Union Square employees were told in phone calls from their managers that lost revenue since the coronavirus outbreak had rapidly made the business financially unsustainable, and that the layoffs were intended to allow them to apply for unemployment. The company, which closed its New York restaurants on Friday, promised to rehire as many as possible when the crisis has passed.
“In the absence of income, restaurants simply cannot pay our non-working team members for more than a short period of time without becoming insolvent. In that scenario, no one wins,” Danny Meyer said in a statement.
Mr. Meyer, the chief executive of the company, said he would donate his own salary, and “substantial” pay cuts for the group’s executives, to a relief fund for employees until further notice. The group also has a $220 million investment fund, Enlightened Hospitality Investments, that has backed related businesses such as Salt & Straw ice cream, Joe Coffee and the restaurant chain Dig.
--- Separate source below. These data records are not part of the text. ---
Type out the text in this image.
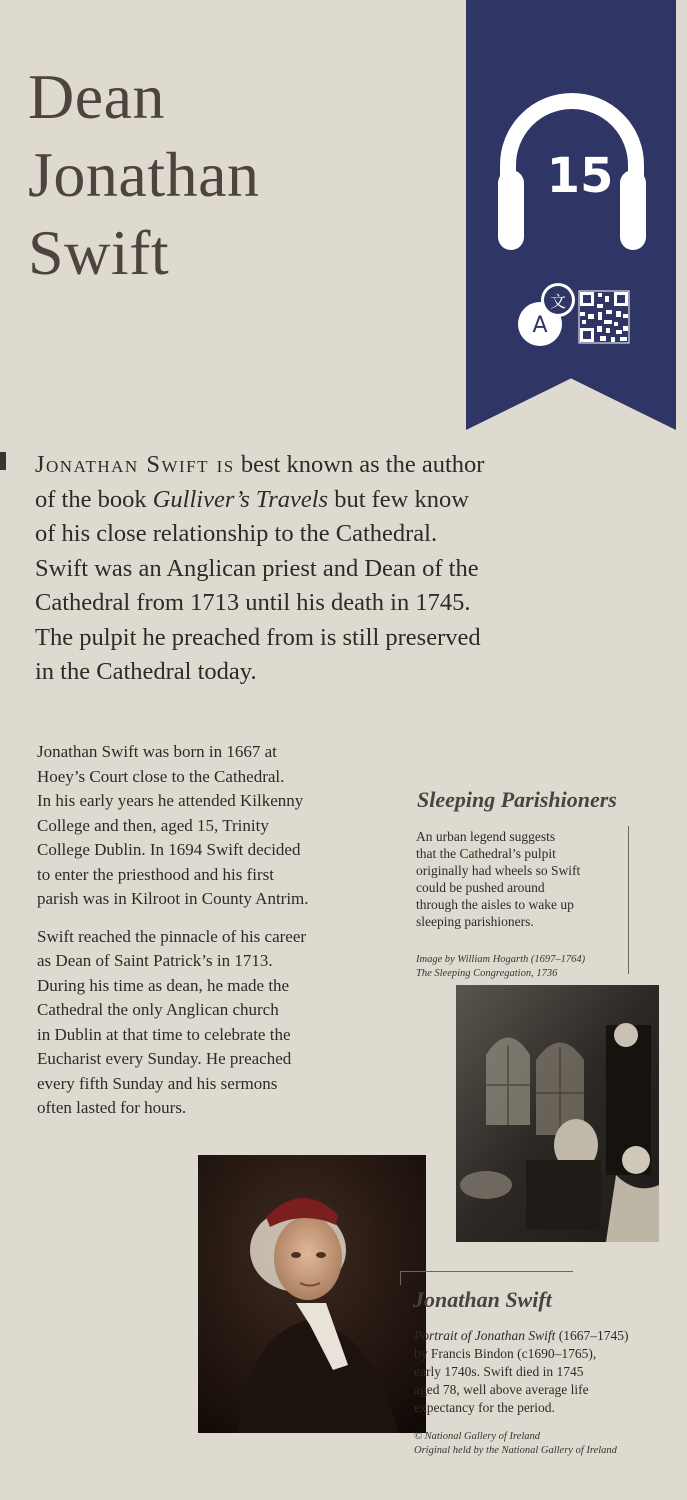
Dean
Jonathan
Swift
A
文
15

Jonathan Swift is best known as the author
of the book Gulliver’s Travels but few know
of his close relationship to the Cathedral.
Swift was an Anglican priest and Dean of the
Cathedral from 1713 until his death in 1745.
The pulpit he preached from is still preserved
in the Cathedral today.

Jonathan Swift was born in 1667 at
Hoey’s Court close to the Cathedral.
In his early years he attended Kilkenny
College and then, aged 15, Trinity
College Dublin. In 1694 Swift decided
to enter the priesthood and his first
parish was in Kilroot in County Antrim.

Swift reached the pinnacle of his career
as Dean of Saint Patrick’s in 1713.
During his time as dean, he made the
Cathedral the only Anglican church
in Dublin at that time to celebrate the
Eucharist every Sunday. He preached
every fifth Sunday and his sermons
often lasted for hours.

Sleeping Parishioners
An urban legend suggests
that the Cathedral’s pulpit
originally had wheels so Swift
could be pushed around
through the aisles to wake up
sleeping parishioners.
Image by William Hogarth (1697–1764)
The Sleeping Congregation, 1736
Jonathan Swift
Portrait of Jonathan Swift (1667–1745)
by Francis Bindon (c1690–1765),
early 1740s. Swift died in 1745
aged 78, well above average life
expectancy for the period.
© National Gallery of Ireland
Original held by the National Gallery of Ireland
Laid-off restaurant workers in New York have already reported widespread difficulty in accessing the state’s unemployment registration system. And industry trade groups say that those benefits, as currently structured, will be inadequate.
“Our government leaders must immediately enact an emergency, temporary basic universal income for restaurant workers who have been displaced, and begin implementing a restaurant rescue plan,” Andrew Rigie, head of the NYC Hospitality Alliance, wrote in an email. “We cannot wait.”
The National Restaurant Association said that U.S. restaurants could suffer a $225 billion loss in the next three months because of the coronavirus pandemic. The group is asking the federal government for a relief package including $145 billion recovery fund, block grants, small-business loans and tax help.
Emergency relief funds for restaurant employees are proliferating nationwide, but restaurateurs said Wednesday that donations accumulated by individual restaurants would be insignificant, in light of the needs of the 15 million Americans who work in the industry.
Some independent New York City restaurants, like King, in SoHo, have already laid off all of their employees, and many others are preparing to do so.